The GIS | Health and Hazards Laboratory is a research, education, and service based facility within the Department of Geography and the College of Arts and Sciences at Kent State University in Kent, Ohio.

Our research lies in the intersection of hazards and health using various geospatial approaches to work at the scale of intervention. This includes the home, street, block and neighborhood; a scale at which problems are not just identified, but can also be tackled through policy and action with expert collaborators. We primarily focus on the built environment, for example studying urban transformation after extreme externalities, such as a natural disaster.  Simply put, we have considerable experience in making maps to help understand disaster landscapes, community recovery, disease and urban health disparity.

Our work usually involves a combination of field based geospatial data collection followed by spatial analysis. These methods are constantly changing because of the challenges often found in health or hazards landscapes. As a result of the geospatial work performed by the director and the co director of the lab during Hurricane Katrina we were part of a team awarded the Meredith F. Burrill Award in 2007 by the Association of American Geographers, which honors important contributions at the intersection of basic research and application, particularly with implications for policy.

We continue to work in several neighborhoods of New Orleans, and recently we have modified our spatial data collection strategies to assess the tornado devastated landscapes of Tuscaloosa, Alabama and Joplin, Missouri; the post wildfire landscapes of southern California and Colorado Springs, Colorado, and cholera impacted areas of Haiti.

Part of our rationale is the belief that health vulnerability is an underappreciated aspect of North American disasters. With this in mind, we focus on spatial patterns of recovery, merging characteristics of the landscape with health outcomes. Topics include post disaster crime, neighborhood blight, and the reestablishment and quality of services, especially those focused on mothers and children.
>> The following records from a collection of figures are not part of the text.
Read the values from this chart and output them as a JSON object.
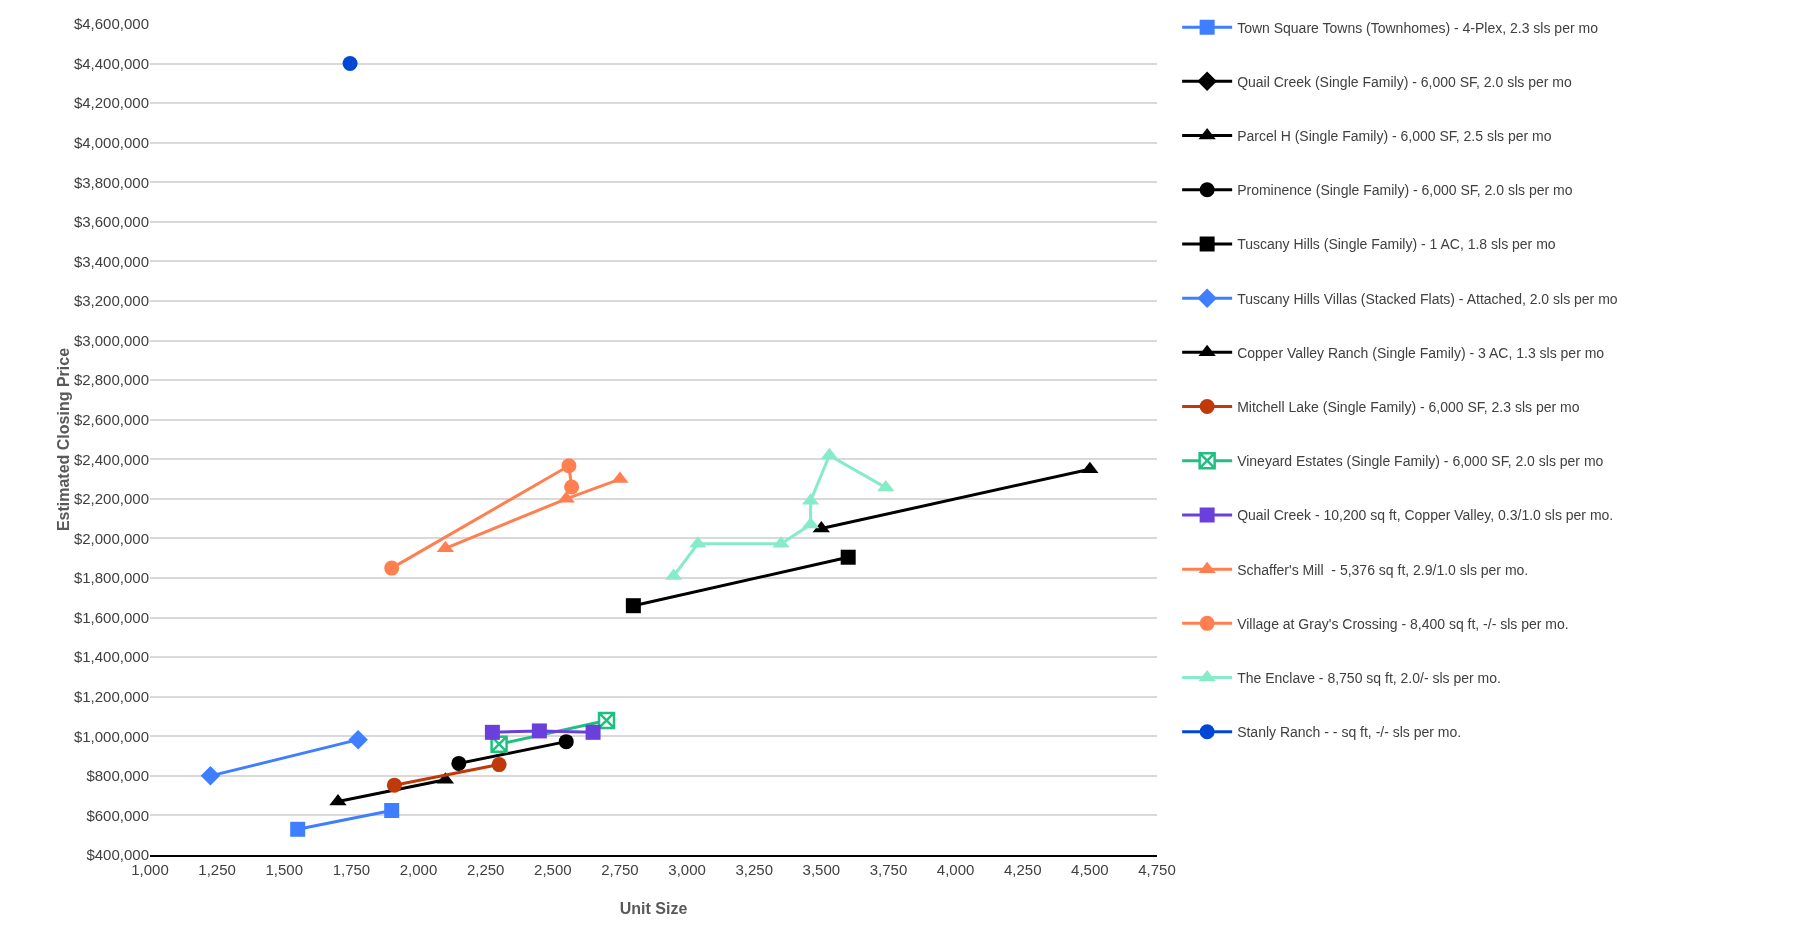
{
  "chart_data": {
    "type": "line",
    "xlabel": "Unit Size",
    "ylabel": "Estimated Closing Price",
    "xlim": [
      1000,
      4750
    ],
    "xticks": [
      {
        "value": 1000,
        "label": "1,000"
      },
      {
        "value": 1250,
        "label": "1,250"
      },
      {
        "value": 1500,
        "label": "1,500"
      },
      {
        "value": 1750,
        "label": "1,750"
      },
      {
        "value": 2000,
        "label": "2,000"
      },
      {
        "value": 2250,
        "label": "2,250"
      },
      {
        "value": 2500,
        "label": "2,500"
      },
      {
        "value": 2750,
        "label": "2,750"
      },
      {
        "value": 3000,
        "label": "3,000"
      },
      {
        "value": 3250,
        "label": "3,250"
      },
      {
        "value": 3500,
        "label": "3,500"
      },
      {
        "value": 3750,
        "label": "3,750"
      },
      {
        "value": 4000,
        "label": "4,000"
      },
      {
        "value": 4250,
        "label": "4,250"
      },
      {
        "value": 4500,
        "label": "4,500"
      },
      {
        "value": 4750,
        "label": "4,750"
      }
    ],
    "ylim": [
      400000,
      4600000
    ],
    "yticks": [
      {
        "value": 400000,
        "label": "$400,000"
      },
      {
        "value": 600000,
        "label": "$600,000"
      },
      {
        "value": 800000,
        "label": "$800,000"
      },
      {
        "value": 1000000,
        "label": "$1,000,000"
      },
      {
        "value": 1200000,
        "label": "$1,200,000"
      },
      {
        "value": 1400000,
        "label": "$1,400,000"
      },
      {
        "value": 1600000,
        "label": "$1,600,000"
      },
      {
        "value": 1800000,
        "label": "$1,800,000"
      },
      {
        "value": 2000000,
        "label": "$2,000,000"
      },
      {
        "value": 2200000,
        "label": "$2,200,000"
      },
      {
        "value": 2400000,
        "label": "$2,400,000"
      },
      {
        "value": 2600000,
        "label": "$2,600,000"
      },
      {
        "value": 2800000,
        "label": "$2,800,000"
      },
      {
        "value": 3000000,
        "label": "$3,000,000"
      },
      {
        "value": 3200000,
        "label": "$3,200,000"
      },
      {
        "value": 3400000,
        "label": "$3,400,000"
      },
      {
        "value": 3600000,
        "label": "$3,600,000"
      },
      {
        "value": 3800000,
        "label": "$3,800,000"
      },
      {
        "value": 4000000,
        "label": "$4,000,000"
      },
      {
        "value": 4200000,
        "label": "$4,200,000"
      },
      {
        "value": 4400000,
        "label": "$4,400,000"
      },
      {
        "value": 4600000,
        "label": "$4,600,000"
      }
    ],
    "grid": "y",
    "legend": "right",
    "line_style": "solid",
    "series": [
      {
        "name": "Town Square Towns (Townhomes) - 4-Plex, 2.3 sls per mo",
        "color": "#3f7fff",
        "marker": "square",
        "x": [
          1550,
          1900
        ],
        "values": [
          530000,
          625000
        ]
      },
      {
        "name": "Quail Creek (Single Family) - 6,000 SF, 2.0 sls per mo",
        "color": "#000000",
        "marker": "diamond",
        "x": [
          null
        ],
        "values": [
          null
        ]
      },
      {
        "name": "Parcel H (Single Family) - 6,000 SF, 2.5 sls per mo",
        "color": "#000000",
        "marker": "triangle",
        "x": [
          1700,
          2100
        ],
        "values": [
          670000,
          780000
        ]
      },
      {
        "name": "Prominence (Single Family) - 6,000 SF, 2.0 sls per mo",
        "color": "#000000",
        "marker": "circle",
        "x": [
          2150,
          2550
        ],
        "values": [
          863000,
          973000
        ]
      },
      {
        "name": "Tuscany Hills (Single Family) - 1 AC, 1.8 sls per mo",
        "color": "#000000",
        "marker": "square",
        "x": [
          2800,
          3600
        ],
        "values": [
          1660000,
          1905000
        ]
      },
      {
        "name": "Tuscany Hills Villas (Stacked Flats) - Attached, 2.0 sls per mo",
        "color": "#3f7fff",
        "marker": "diamond",
        "x": [
          1225,
          1775
        ],
        "values": [
          800000,
          983000
        ]
      },
      {
        "name": "Copper Valley Ranch (Single Family) - 3 AC, 1.3 sls per mo",
        "color": "#000000",
        "marker": "triangle",
        "x": [
          3500,
          4500
        ],
        "values": [
          2050000,
          2350000
        ]
      },
      {
        "name": "Mitchell Lake (Single Family) - 6,000 SF, 2.3 sls per mo",
        "color": "#c0390b",
        "marker": "circle",
        "x": [
          1910,
          2300
        ],
        "values": [
          753000,
          857000
        ]
      },
      {
        "name": "Vineyard Estates (Single Family) - 6,000 SF, 2.0 sls per mo",
        "color": "#1fbf80",
        "marker": "cross",
        "x": [
          2300,
          2700
        ],
        "values": [
          960000,
          1080000
        ]
      },
      {
        "name": "Quail Creek - 10,200 sq ft, Copper Valley, 0.3/1.0 sls per mo.",
        "color": "#6a3fdc",
        "marker": "square",
        "x": [
          2275,
          2450,
          2650
        ],
        "values": [
          1020000,
          1027000,
          1020000
        ]
      },
      {
        "name": "Schaffer's Mill  - 5,376 sq ft, 2.9/1.0 sls per mo.",
        "color": "#ff7f50",
        "marker": "triangle",
        "x": [
          2100,
          2550,
          2750
        ],
        "values": [
          1950000,
          2200000,
          2300000
        ]
      },
      {
        "name": "Village at Gray's Crossing - 8,400 sq ft, -/- sls per mo.",
        "color": "#ff7f50",
        "marker": "circle",
        "x": [
          1900,
          2560,
          2570
        ],
        "values": [
          1850000,
          2367000,
          2260000
        ]
      },
      {
        "name": "The Enclave - 8,750 sq ft, 2.0/- sls per mo.",
        "color": "#86ecc8",
        "marker": "triangle",
        "x": [
          2950,
          3040,
          3350,
          3460,
          3460,
          3530,
          3740
        ],
        "values": [
          1810000,
          1973000,
          1973000,
          2070000,
          2190000,
          2420000,
          2257000
        ]
      },
      {
        "name": "Stanly Ranch - - sq ft, -/- sls per mo.",
        "color": "#0047d8",
        "marker": "circle",
        "x": [
          1745
        ],
        "values": [
          4400000
        ]
      }
    ]
  }
}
To be successful we also believe in a mixed methods approach, where geospatial technologies and spatial analysis are combined with local context in the form of geonarratives, which are the spatially tagged stories of ride-along community members who narrate the landscape as we collect our data.

We also strive to advance our spatial understanding of health in non-disaster related contexts. For example we are working with an endocrinologist to build a Geographic Information System (GIS) supported diabetes clinic in Los Angeles which will use both clinical data and neighborhood context (through patient interviews) to support diagnosis and treatment strategies. This project is an excellent example of actionable GIS, where results can be used in near real time as part of an intervention portfolio.  Our other collaborations involve the spatial analysis of infectious and chronic disease associated with urban environments, vectored disease, and most recently, cholera in Haiti.